Penis zamiast "X" na karcie do głosowania. Głos uznano za ważny

Dodano:   /  Zmieniono: 
Wybory (fot. roibu/fotolia.pl)
Glyn Davies, brytyjski deputowany z ramienia Partii Konserwatywnej podziękował na Facebooku wyborcy, który zamiast krzyżyka przy jego nazwisku narysował... penisa.
Davies startował w czwartkowych wyborach parlamentarnych w Anglii i został wybrany na kolejną kadencję. Ponieważ uzyskał reelekcję i pierwszy raz w historii konserwatystom udało się zwyciężyć drugi raz z rzędu w okręgu Montgomeryshire w Walii postanowił podziękować z wyborcom. Oprócz tradycyjnego podziękowania dodał od siebie dosyć nietypową informację.

"Nie wiem co artysta miał na myśli"

"Jeden z wyborców zdecydował się na szczegółowy rysunek penisa zamiast krzyżyka przy moim nazwisku. O dziwo, ponieważ został starannie wkomponowany w pole, komisja wyborcza uznała głos za ważny" - napisał Davies. "Nie jestem pewien, co artysta miał na myśli, ale jestem wdzięczny.

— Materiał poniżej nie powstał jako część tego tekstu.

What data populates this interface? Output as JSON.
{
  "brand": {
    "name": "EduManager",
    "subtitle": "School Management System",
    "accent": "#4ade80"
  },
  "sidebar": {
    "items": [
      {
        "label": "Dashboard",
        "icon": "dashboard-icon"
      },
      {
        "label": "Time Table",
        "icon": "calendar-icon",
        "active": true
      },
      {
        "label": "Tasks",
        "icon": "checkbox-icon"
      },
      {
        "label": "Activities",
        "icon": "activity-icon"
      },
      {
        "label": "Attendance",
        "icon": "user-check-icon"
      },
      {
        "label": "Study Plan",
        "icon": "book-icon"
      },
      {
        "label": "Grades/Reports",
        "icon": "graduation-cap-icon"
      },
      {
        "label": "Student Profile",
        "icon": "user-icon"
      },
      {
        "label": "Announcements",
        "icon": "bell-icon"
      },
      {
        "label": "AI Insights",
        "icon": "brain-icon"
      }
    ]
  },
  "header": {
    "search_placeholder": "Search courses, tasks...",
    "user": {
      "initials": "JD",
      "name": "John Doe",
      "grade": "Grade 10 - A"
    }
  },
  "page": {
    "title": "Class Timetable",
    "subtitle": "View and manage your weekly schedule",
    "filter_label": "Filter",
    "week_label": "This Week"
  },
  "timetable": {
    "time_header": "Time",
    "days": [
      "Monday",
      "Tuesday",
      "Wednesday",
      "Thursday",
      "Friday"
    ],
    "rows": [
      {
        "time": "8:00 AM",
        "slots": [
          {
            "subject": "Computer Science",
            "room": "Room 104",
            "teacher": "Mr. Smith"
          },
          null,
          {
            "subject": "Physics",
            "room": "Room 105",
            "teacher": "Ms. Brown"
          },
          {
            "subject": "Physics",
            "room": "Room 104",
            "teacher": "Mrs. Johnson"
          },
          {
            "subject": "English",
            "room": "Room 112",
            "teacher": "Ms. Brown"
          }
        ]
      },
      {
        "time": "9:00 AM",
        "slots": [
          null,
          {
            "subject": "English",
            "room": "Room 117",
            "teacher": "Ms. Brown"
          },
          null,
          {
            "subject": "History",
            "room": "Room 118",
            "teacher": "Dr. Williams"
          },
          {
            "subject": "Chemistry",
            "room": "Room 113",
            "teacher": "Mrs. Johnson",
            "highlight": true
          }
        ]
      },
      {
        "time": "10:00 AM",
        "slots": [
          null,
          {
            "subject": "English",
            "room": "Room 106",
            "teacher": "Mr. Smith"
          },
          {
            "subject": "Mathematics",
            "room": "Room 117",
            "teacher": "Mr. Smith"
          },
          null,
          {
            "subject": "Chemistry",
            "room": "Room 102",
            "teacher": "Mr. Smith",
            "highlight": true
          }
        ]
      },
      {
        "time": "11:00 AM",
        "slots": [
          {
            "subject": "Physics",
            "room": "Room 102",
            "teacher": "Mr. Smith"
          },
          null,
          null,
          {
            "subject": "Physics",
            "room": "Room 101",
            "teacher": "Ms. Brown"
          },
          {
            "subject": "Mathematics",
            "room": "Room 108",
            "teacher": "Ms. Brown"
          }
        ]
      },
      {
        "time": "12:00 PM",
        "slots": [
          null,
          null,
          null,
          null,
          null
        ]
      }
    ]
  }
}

Gdybym wiedział, kto to był, podziękowałbym jej lub jemu osobiście" - dodał.

"Dick pic election"

Podczas głosowania w Wielkiej Brytanii przy nazwisku kandydata należy postawić znak X, ale głosy są uznawane za ważne jeżeli tylko znaczek umieszczony w kratce nie przekracza wyznaczonego pola. Independent napisał nawet, że tegoroczne wybory są prześmiewczo określane jako "dick pic election", czyli w luźnym tłumaczeniu "wybory ilustrowanego wacka".